Как-то, за рассеянностью и невнимательностью к вроде бы заметному явлению быта («ускоренный темп жизни»), мы забыли окрестить, дать сумке-тележке – имя! Скажем, куда более мелкому с виду явлению быта – к сетке, заменившей вдруг в войну все виды сумок и корзинок хозяйственных, когда-то отнеслись повнимательней, назвав ее так метко: «авоська»! Секта без притязаний заталкивалась в карман телогрейки: «авось будут что-то давать!». К слову сказать, – во время войны в тылу почти ничего не продавали «давали»! До сих пор бытует это слово «дают», редко услышишь – «продают»! За сеткой место сумки – стояла, стало быть, целая психология военного тыла, его «случайного» – «авосичного» – быта. Эта же сумка-мешок на колесах – безымянная. А ведь большое удобство в быту!.. Но нет за нею психологии, истории: лишь быт и удобство.
Затем, каждая новинка в жизни должна пробить себе дорогу сквозь людской страх новизны, неприязнь, насмешливое любопытство, через, наконец, «А ну-ка я попробую…». Вот и с этими мешками на колесиках тоже произошло нечто подобное… Сейчас они на улице – обыкновенное явление. А вот, помню, лет этак 20-25 тому, в пору первых наших туристских вояжей в Европу, первых рассказов и впечатлений, я впервые услышал об этой тележке. Кто-то из туристов в ней узрел даже характерную деталь жизни и быта Запада…
– Неужели – мешок на колесиках?
– Представьте… Вот я вам это сейчас нарисую на бумаге. Тащит за собой по улице, по магазинам и рынкам! И женщины, и мужчины так… Двухколесная тачка: хочешь, толкай, хочешь, тащи…
– О, мещане! Это же надо придумать такое! Значит не носит – возит, сами себе кони, сами погонялы?

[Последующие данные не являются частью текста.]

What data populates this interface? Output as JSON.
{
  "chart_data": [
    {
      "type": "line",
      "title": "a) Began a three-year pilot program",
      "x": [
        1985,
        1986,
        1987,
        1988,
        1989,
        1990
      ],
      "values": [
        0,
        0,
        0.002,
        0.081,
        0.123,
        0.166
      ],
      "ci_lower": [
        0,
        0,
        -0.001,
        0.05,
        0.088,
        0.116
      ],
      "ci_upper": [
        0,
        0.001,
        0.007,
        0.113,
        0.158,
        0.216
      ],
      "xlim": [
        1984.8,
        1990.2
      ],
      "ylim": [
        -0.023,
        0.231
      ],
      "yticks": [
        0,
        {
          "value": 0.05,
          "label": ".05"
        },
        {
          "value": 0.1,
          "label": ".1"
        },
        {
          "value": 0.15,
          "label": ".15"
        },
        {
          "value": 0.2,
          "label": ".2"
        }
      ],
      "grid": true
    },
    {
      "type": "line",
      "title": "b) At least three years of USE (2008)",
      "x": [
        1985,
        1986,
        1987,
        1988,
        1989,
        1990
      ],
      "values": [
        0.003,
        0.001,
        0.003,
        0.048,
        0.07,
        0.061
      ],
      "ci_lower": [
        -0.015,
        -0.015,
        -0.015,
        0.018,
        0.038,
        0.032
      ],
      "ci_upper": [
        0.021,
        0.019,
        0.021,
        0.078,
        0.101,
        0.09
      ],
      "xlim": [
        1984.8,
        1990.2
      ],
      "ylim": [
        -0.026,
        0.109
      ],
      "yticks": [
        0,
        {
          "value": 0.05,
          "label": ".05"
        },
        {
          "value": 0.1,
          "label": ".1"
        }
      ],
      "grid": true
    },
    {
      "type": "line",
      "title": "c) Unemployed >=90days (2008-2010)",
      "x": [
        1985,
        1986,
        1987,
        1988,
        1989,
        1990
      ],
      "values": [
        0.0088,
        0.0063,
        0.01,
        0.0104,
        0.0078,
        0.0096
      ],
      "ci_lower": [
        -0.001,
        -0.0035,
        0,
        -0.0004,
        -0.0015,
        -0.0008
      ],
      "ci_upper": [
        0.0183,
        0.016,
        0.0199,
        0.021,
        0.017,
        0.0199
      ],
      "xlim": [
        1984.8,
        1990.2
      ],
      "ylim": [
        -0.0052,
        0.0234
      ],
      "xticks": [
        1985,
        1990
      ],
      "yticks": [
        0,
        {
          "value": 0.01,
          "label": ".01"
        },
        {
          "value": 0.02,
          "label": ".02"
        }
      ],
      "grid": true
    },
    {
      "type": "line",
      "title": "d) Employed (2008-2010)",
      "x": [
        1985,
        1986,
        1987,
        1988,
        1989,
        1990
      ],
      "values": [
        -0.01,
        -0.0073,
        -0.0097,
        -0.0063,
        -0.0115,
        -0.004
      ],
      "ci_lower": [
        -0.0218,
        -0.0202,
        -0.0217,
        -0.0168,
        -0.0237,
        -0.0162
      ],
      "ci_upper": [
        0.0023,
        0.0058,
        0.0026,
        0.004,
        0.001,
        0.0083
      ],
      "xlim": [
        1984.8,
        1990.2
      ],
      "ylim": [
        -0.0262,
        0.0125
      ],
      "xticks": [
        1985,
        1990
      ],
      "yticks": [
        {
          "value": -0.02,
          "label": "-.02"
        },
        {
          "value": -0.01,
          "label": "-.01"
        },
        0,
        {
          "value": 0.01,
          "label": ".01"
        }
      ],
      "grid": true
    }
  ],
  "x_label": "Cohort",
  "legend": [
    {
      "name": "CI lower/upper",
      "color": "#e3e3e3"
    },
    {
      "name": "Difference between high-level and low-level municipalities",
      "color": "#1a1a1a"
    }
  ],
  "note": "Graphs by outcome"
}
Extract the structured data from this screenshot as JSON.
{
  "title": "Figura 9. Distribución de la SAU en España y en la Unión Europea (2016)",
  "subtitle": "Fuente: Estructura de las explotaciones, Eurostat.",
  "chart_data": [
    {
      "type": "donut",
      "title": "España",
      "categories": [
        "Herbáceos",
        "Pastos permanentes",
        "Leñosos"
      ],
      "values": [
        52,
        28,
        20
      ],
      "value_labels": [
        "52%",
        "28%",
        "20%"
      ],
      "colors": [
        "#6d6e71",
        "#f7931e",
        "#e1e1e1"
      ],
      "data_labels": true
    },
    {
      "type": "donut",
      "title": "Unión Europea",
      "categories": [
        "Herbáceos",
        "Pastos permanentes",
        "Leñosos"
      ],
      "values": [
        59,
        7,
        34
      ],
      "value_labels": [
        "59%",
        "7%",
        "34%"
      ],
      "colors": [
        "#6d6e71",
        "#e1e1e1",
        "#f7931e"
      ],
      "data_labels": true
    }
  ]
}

Не любят себя ни в чем утруждать… Мещане – удобство – их бог!.. Что с них возьмешь!.. Нет уж, нашему брату это не подходит!
…Подошло, оказывается, и нашему брату… После страха новизны, неприязни, насмешливого любопытства и – наконец – «А ну-ка, и я попробую…». После лукаво-простодушного консерватизма привычки.
Интересно, что этот комплекс – страх новизны… и т.д. – не бывает пассивным. Рассудок трудится, выдвигает резоны, критикует, находит в новом несостоятельности. И – «Нет уж!». Когда-то крестьяне, иные из них, встречали с большим удручением трактор. Он-де пахать так, как лошадьми, не сможет, он своим дымом отравит поля!
После войны обычный холодильник сочтен был как роскошь, излишество. Здесь резон был таков: «Отродясь жили без них!».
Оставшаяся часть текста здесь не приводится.